A £600,000 legacy - the biggest ever given to Barnsley Hospital - has been left by the widow of Barnsley Streets photographer, Ted Tasker.

 

Mary Tasker, who died in March 2011, aged 95, was not treated in the hospital and it is unknown why it was chosen as beneficiary of the couple's entire estate.

 

The money has been used to buy a second CT scanner for the hospital's imaging department.

 

The couple lived on Sackville Street and Ted recorded the redevelopment of Barnsley during the 1960s, capturing the changes through what would become iconic photographs.

 

He died in 1989, aged 79 and Mary founded the Tasker Trust in 1992 to protect the photographs, which were later published in a series of books called Barnsley Streets.

 

Raymond Walker, a trustee of The Tasker Trust, officially unveiled the scanner on Wednesday.

 

Raymond, 76, of Rowan Drive, Gawber, worked with Ted at his photography shop on New Street from 1956 until it was demolished to make way for the Alhambra Centre.

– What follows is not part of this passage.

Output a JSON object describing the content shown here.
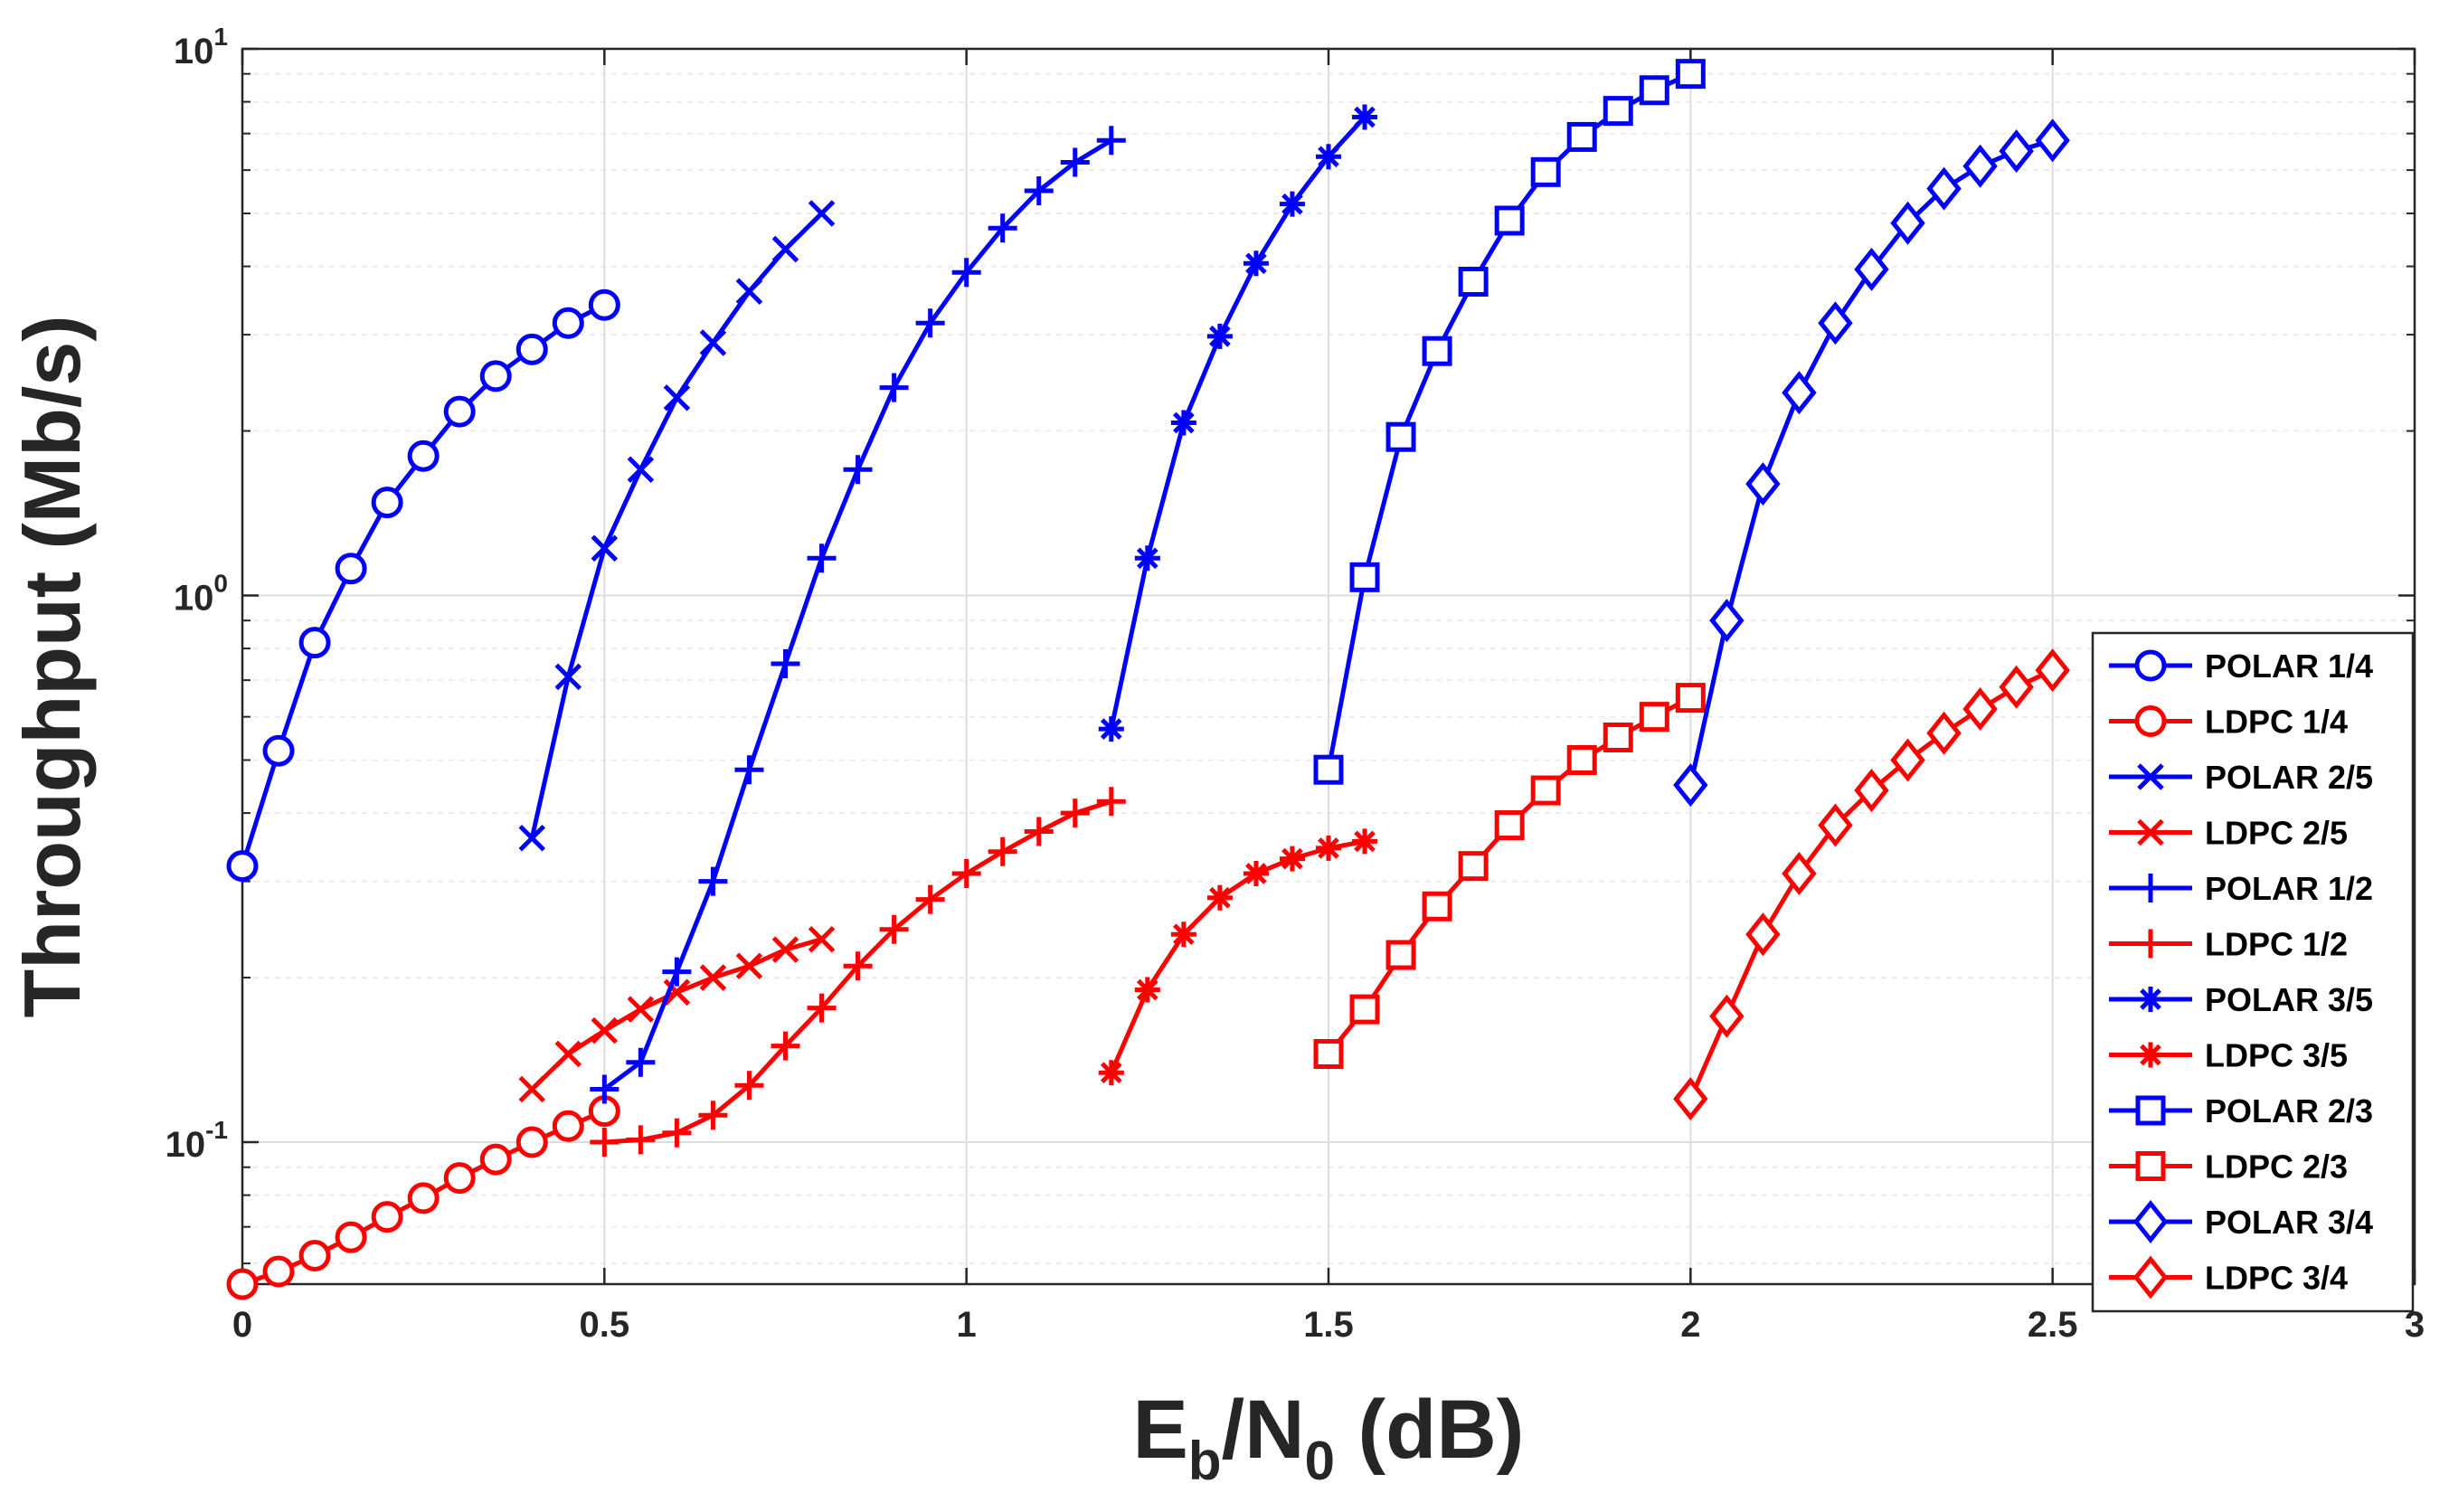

"I loved every minute of it. I learned more from him than I ever did from school."

 

When Ted died, Raymond and his wife Rosalind looked after Mary.

 

"They have been a huge part of my life for a long time.

"I wouldn't call him a friend, he was Mr Tasker. I never called him Ted. He was a happy gentleman, always courteous.

 

"Mrs Tasker was a proper lady. She used to come to my house for Christmas dinner and said to me after 30 years 'I think you've known me long enough now to call me Mary'."

 

Ted was originally born in Lincolnshire and served in the Medical Corps in the Second World War as a radiographer, a person who operates X-ray machines, before opening his shop.

 

Hospital chairman Steve Wragg said: "We're extremely grateful to the Taskers for the bequest.

 

"We chose to buy the scanner and met with the trustees and found out what a great person Ted Taker was.

 

"It's an astonishing piece of serendipity us buying an imaging device with money left to us by someone who was a radiographer and photographer."